Differences in income per capita across countries are mostly accounted for by differences in aggregate total factor productivity (Hall and Jones, 1999; Caselli, 2005). These differences are also present at the firm level, as firms in less developed countries have, on average, much lower labour productivity. However, there is substantial productivity dispersion within developing countries. Indeed, the low average productivity in developing countries is mostly driven by a thick left tail of small and unproductive firms, while relatively productive firms exist even in the poorest countries (Tybout 2000; Bloom et al 2010; Hsieh and Klenow 2009; Hsieh and Olken 2014).
The presence of some relatively high productivity firms even in the least developed countries is encouraging. While productivity differences across countries are in principle very difficult to address since they are possibly due to different institutions or rule of law, productivity differences within countries might be driven, in principle, by factors more amenable to external intervention. However, to design such interventions, it is necessary to understand what explains within-country productivity dispersion.

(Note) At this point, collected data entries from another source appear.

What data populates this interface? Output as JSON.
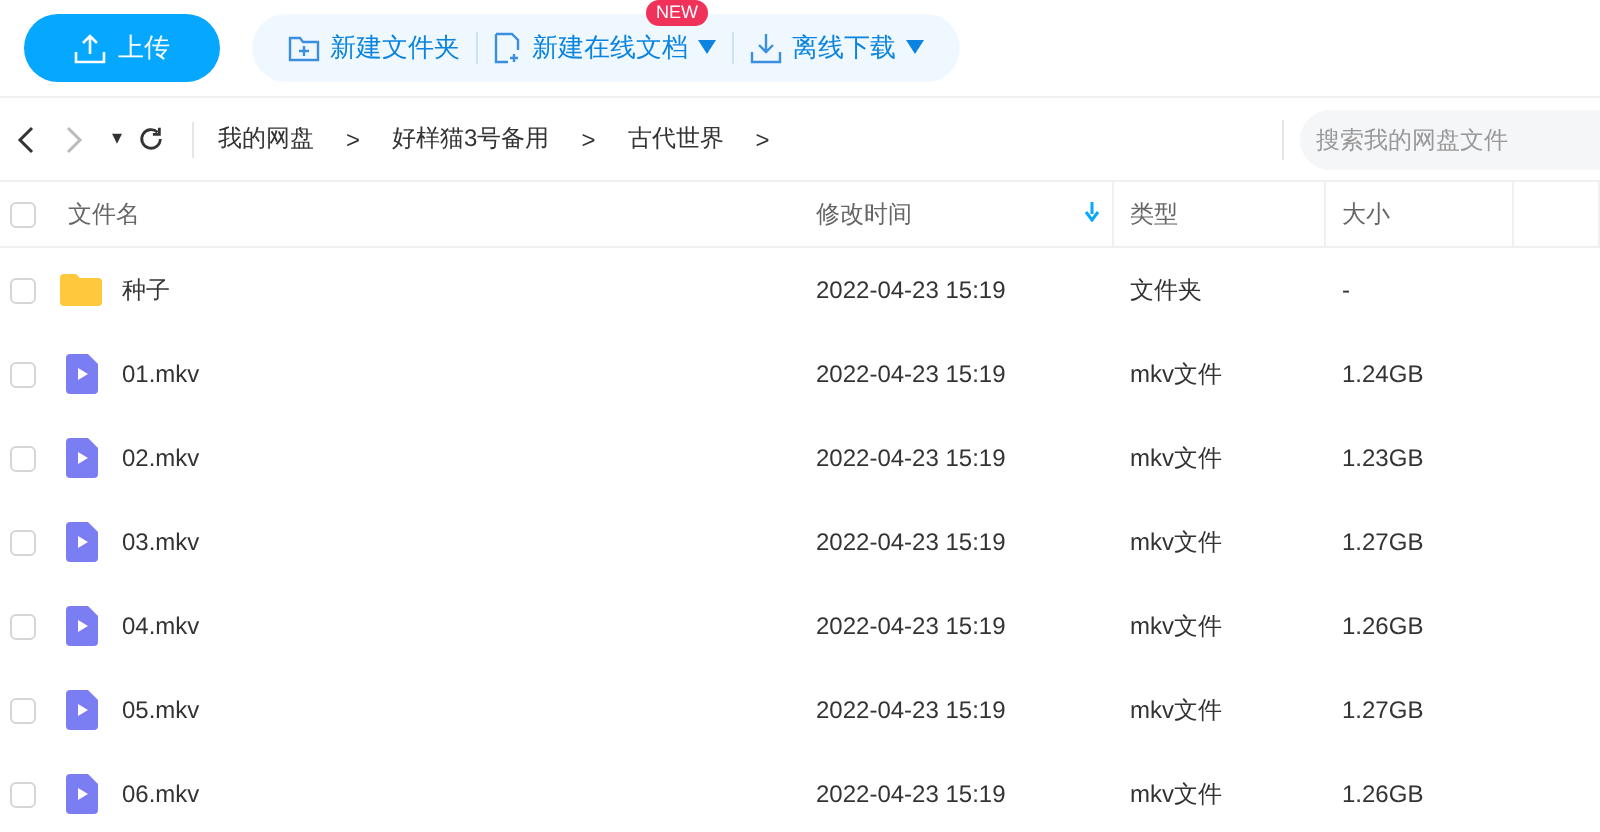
{
  "toolbar": {
    "upload": "上传",
    "actions": [
      {
        "label": "新建文件夹",
        "kind": "folder",
        "dropdown": false
      },
      {
        "label": "新建在线文档",
        "kind": "doc",
        "dropdown": true,
        "badge": "NEW"
      },
      {
        "label": "离线下载",
        "kind": "download",
        "dropdown": true
      }
    ]
  },
  "nav": {
    "dropdown": "▾",
    "breadcrumbs": [
      "我的网盘",
      "好样猫3号备用",
      "古代世界"
    ],
    "separator": ">",
    "search": {
      "placeholder": "搜索我的网盘文件"
    }
  },
  "table": {
    "select_all": {
      "checked": false
    },
    "columns": [
      {
        "label": "文件名",
        "sorted": false
      },
      {
        "label": "修改时间",
        "sorted": true
      },
      {
        "label": "类型",
        "sorted": false
      },
      {
        "label": "大小",
        "sorted": false
      }
    ],
    "rows": [
      {
        "kind": "folder",
        "name": "种子",
        "modified": "2022-04-23 15:19",
        "type": "文件夹",
        "size": "-",
        "checked": false
      },
      {
        "kind": "video",
        "name": "01.mkv",
        "modified": "2022-04-23 15:19",
        "type": "mkv文件",
        "size": "1.24GB",
        "checked": false
      },
      {
        "kind": "video",
        "name": "02.mkv",
        "modified": "2022-04-23 15:19",
        "type": "mkv文件",
        "size": "1.23GB",
        "checked": false
      },
      {
        "kind": "video",
        "name": "03.mkv",
        "modified": "2022-04-23 15:19",
        "type": "mkv文件",
        "size": "1.27GB",
        "checked": false
      },
      {
        "kind": "video",
        "name": "04.mkv",
        "modified": "2022-04-23 15:19",
        "type": "mkv文件",
        "size": "1.26GB",
        "checked": false
      },
      {
        "kind": "video",
        "name": "05.mkv",
        "modified": "2022-04-23 15:19",
        "type": "mkv文件",
        "size": "1.27GB",
        "checked": false
      },
      {
        "kind": "video",
        "name": "06.mkv",
        "modified": "2022-04-23 15:19",
        "type": "mkv文件",
        "size": "1.26GB",
        "checked": false
      }
    ]
  }
}
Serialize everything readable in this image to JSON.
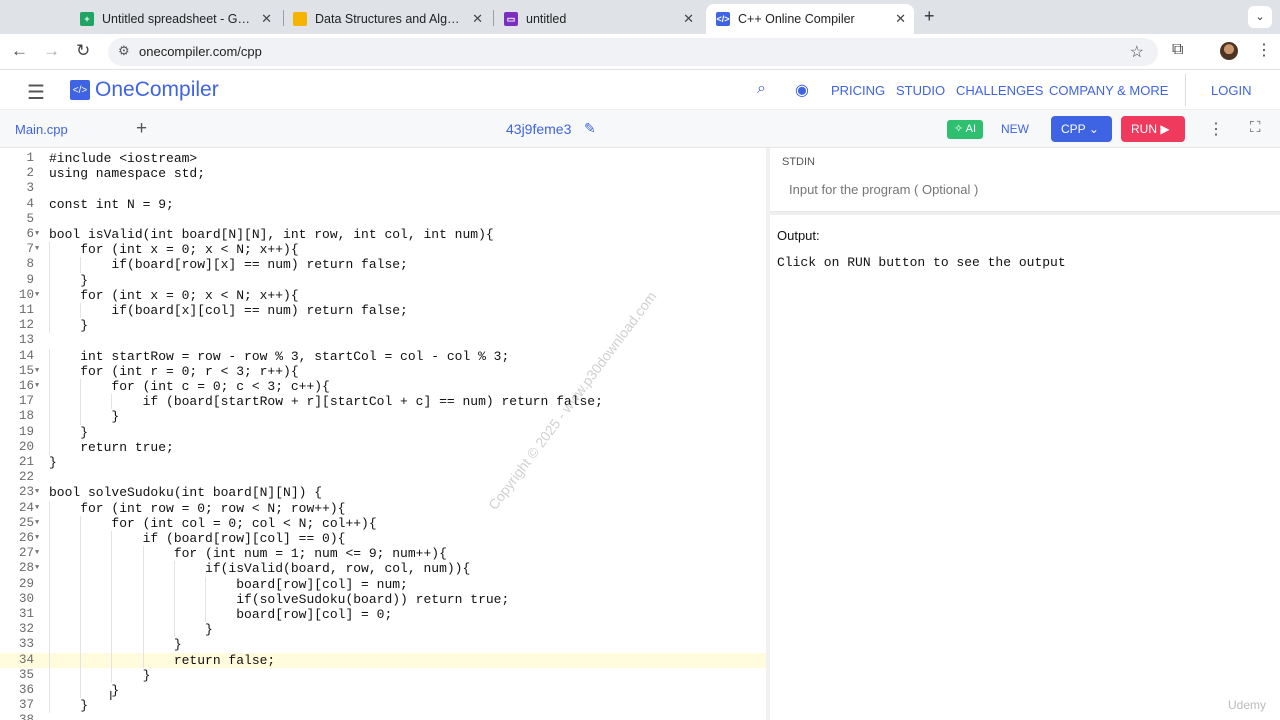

This project aims to fill this evidence gap by designing and implementing a representative survey of small, medium and large firms and their employees in urban and semi-urban Uganda. The researchers will collect granular information that allows them to precisely measure productivity differences across firms, and most importantly, to understand how high productivity and low productivity firms differ.
The results from the survey aim to generate new key facts about the determinants of productivity dispersion in Uganda, a large developing country in one of the least studied areas of the planet, Sub-Saharan Africa.